Me obligué a entrar. La casa estaba en silencio, pero no era un silencio de paz. Era un silencio turbio, macerado con tragedia.
En el salón no había nadie. Podía imaginar que iba a regarle las plantas a mi hermano y su novia mientras estaban disfrutando de unas vacaciones en la playa. Pero no. Al acercarme a la cocina, el fuerte hedor dulzón de la muerte me dio un avance de lo que íbamos a encontrar. Tuvimos que taparnos la nariz y la boca con las chaquetas.
Noel y Olga estaban allí, sentados frente a frente, con los cuerpos recostados en la mesa, con dos copas de vino a medio terminar. Los platos sucios de su última cena, encima de la encimera.
Solo podía ver el rostro de Noel, que ya no era suyo. La hinchazón y la palidez azulada lo habían convertido en otra cosa. Una sombra de quien alguna vez fue.
No vi dolor ni paz en su rostro. No vi nada. Ya no eran ellos, eran cuerpos hinchados por la muerte.
Mi hermanito querido… Cuántos momentos felices me llevo conmigo…
Yo quise avanzar, pero Hugo me agarró del brazo y tiró hacia él.
—No, Diana. No vale la pena.
Cuando me di la vuelta para salir, sentí cómo me desconectaba del mundo. Como si todo fuera irreal, como si la que avanzaba no fuera yo.
No sé si Hugo me abrazó, si me llevó del brazo al coche… No recuerdo nada de esos momentos.
Solo sé que aparqué de nuevo en casa de Mario, dos calles más arriba y fui con el piloto automático a la casa.

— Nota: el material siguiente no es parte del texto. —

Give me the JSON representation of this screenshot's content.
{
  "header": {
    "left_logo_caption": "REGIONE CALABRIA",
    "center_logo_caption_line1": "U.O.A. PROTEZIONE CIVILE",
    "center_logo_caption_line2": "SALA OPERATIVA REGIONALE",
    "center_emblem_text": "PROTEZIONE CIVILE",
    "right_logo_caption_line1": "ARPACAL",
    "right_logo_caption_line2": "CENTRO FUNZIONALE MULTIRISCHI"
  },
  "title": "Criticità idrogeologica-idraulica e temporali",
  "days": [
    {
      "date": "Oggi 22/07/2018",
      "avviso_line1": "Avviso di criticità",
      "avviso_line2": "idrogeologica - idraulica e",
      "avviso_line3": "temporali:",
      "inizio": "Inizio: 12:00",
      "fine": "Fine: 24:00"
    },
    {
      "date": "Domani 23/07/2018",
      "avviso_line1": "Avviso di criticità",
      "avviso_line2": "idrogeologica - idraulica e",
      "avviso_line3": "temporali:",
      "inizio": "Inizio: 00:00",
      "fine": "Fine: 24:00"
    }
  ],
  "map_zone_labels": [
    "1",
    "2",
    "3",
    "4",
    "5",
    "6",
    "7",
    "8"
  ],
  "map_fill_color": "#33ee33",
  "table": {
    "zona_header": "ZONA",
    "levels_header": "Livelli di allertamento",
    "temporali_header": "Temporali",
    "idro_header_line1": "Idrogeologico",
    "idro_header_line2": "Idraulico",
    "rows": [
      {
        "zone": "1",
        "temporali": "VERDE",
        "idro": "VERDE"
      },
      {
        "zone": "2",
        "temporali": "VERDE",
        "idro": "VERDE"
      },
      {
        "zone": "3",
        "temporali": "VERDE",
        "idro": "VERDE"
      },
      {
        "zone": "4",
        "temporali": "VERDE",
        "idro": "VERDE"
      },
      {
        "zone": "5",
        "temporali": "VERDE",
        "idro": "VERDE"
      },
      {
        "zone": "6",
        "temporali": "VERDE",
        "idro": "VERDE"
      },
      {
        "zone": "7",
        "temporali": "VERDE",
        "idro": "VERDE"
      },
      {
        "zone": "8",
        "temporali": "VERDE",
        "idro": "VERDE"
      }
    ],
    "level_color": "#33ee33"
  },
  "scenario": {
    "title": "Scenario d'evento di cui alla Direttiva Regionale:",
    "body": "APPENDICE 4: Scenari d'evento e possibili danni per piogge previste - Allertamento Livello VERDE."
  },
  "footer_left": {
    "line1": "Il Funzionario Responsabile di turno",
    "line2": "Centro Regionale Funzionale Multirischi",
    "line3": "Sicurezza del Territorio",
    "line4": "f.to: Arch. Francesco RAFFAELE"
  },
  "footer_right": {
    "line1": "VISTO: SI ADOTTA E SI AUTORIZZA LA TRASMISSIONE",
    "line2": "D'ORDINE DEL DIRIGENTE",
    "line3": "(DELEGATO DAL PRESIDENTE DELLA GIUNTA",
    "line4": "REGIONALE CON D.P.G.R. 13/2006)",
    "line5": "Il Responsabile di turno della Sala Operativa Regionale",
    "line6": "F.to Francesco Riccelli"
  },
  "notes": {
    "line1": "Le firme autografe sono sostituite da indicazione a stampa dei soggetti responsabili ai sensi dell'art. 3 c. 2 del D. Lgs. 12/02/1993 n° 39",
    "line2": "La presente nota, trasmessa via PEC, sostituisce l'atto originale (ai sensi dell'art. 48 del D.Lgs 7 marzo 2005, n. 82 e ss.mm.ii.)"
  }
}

Allí, el horror nos esperaba detrás de la puerta, en el salón. Mario y Gema, su mujer, estaban tirados en el sofá, recostados cada uno en un reposabrazos.
Podía ver las caras de los dos, hinchadas y desfiguradas, desconocidas.
Miré a Hugo, que estaba destrozado.
—Voy a ver a la niña.
Subí las escaleras sin pensar demasiado. Lo más normal es que hubiese pillado a la pequeña Paula durmiendo. Y no me equivoqué. Fue el olor a muerte lo que me llevó hasta allí, a su habitación.
Estaba en penumbra, con la persiana bajada. Subí la persiana con la mano libre. El edredón de mariposas la cubría hasta la barbilla, sus ricitos castaños asomando.
Y ahí fue cuando me rompí por completo. Caí al suelo de rodillas y grité hasta hacerme daño. Hugo estaba a mi lado, llorando conmigo. Frotándome la espalda. Lloré por todos ellos, por mis hermanos, mis cuñadas y mi pequeña Paula. Y lloré por mi madre, por una pérdida tan horrorosa, por cómo iba a matarla cuando se lo dijera.